Cet article a été publié le 26/04/2026.

À deux jours de la rentrée des classes 2026, un article qu'il est bon de lire ou relire.

 

« Je ne savais pas que j'avais mis ma fille dans la gueule du loup », explique, à BV, Marie-Laure, dont la fille, après avoir été scolarisée dans un collège-lycée brestois, a, depuis, coupé les ponts avec sa famille et décidé de subir une « torsoplastie » pour se faire mutiler la poitrine. Un geste chirurgical irréversible contre lequel Marie-Laure ne peut plus rien, puisque sa fille « en transition de genre » a maintenant 18 ans. Mais cette mère de famille a décidé de se battre pour les autres parents. Avec le soutien de deux associations, Parents vigilants et L'Être Trans, elle adresse une lettre à Édouard Geffray, ministre de l'Éducation nationale, pour dénoncer « l'influence des projets pédagogiques militants » dans les établissements scolaires qui ont précipité sa fille dans « des choix qu'elle pourrait un jour regretter ». Et insiste sur « l'urgence d'une réflexion sur la prise en charge de la transidentité au sein de l'Éducation nationale », précisant à BV vouloir alerter d'autres parents afin qu'« ils sachent où inscrire leurs enfants à la rentrée prochaine et là où il ne faut pas les mettre ». Marie-Laure en est convaincue, l'établissement scolaire a été le catalyseur de la transition de sa fille.

« Je n'ai été à aucun moment ni consultée ni informée »

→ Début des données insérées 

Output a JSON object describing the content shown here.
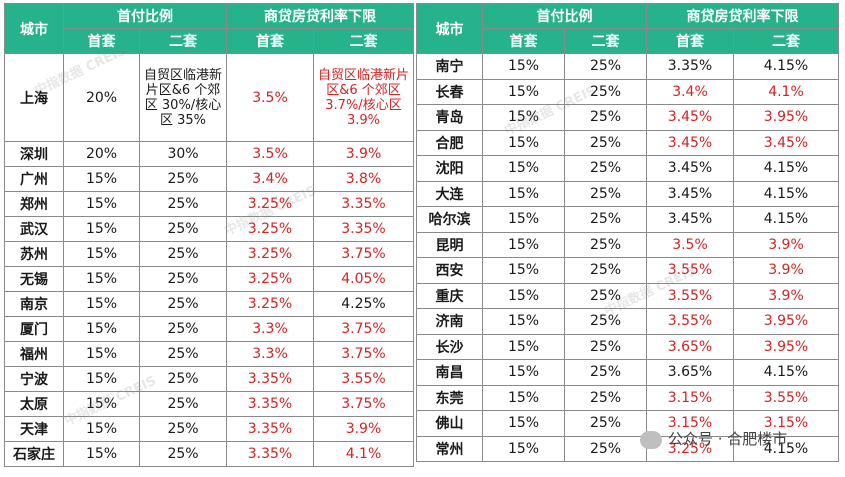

Tout a commencé en classe de cinquième, lorsque Marie-Laure découvre « fortuitement » que sa fille, alors âgée d'à peine 13 ans, se fait appeler par l'école du prénom masculin « Arthur » et qu'elle a, par ailleurs, été orientée par l'infirmière scolaire vers le Planning familial « en vue d'une éventuelle prise en charge hormonale ». La mère de famille qui déclare « n'avoir à aucun moment été ni consultée ni informée » apprendra, par la suite, que l'établissement scolaire a mis en place, au cours de la scolarité de sa fille, « un projet de deux ans consistant en la création de vidéos sur la transidentité en partenariat avec l'association (militante) Parlons Trans ». Au programme : la série brestoise TOPIC « dédiée aux jeunes et aux transidentités avec plusieurs jeunes transgenres et cisgenres » en quatre épisodes pour apprendre à vivre sa transidentité, mieux la comprendre, accompagner la transition de son enfant et autres. « Des contenus qui ont instauré un climat d'incitation plus que de réflexion », précise Marie-Laure, dans sa lettre au ministre, rappelant la grande fragilité de sa fille lors de son parcours scolaire marqué par « un déclin préoccupant de son état de santé psychologique » et une tentative de suicide en 2022.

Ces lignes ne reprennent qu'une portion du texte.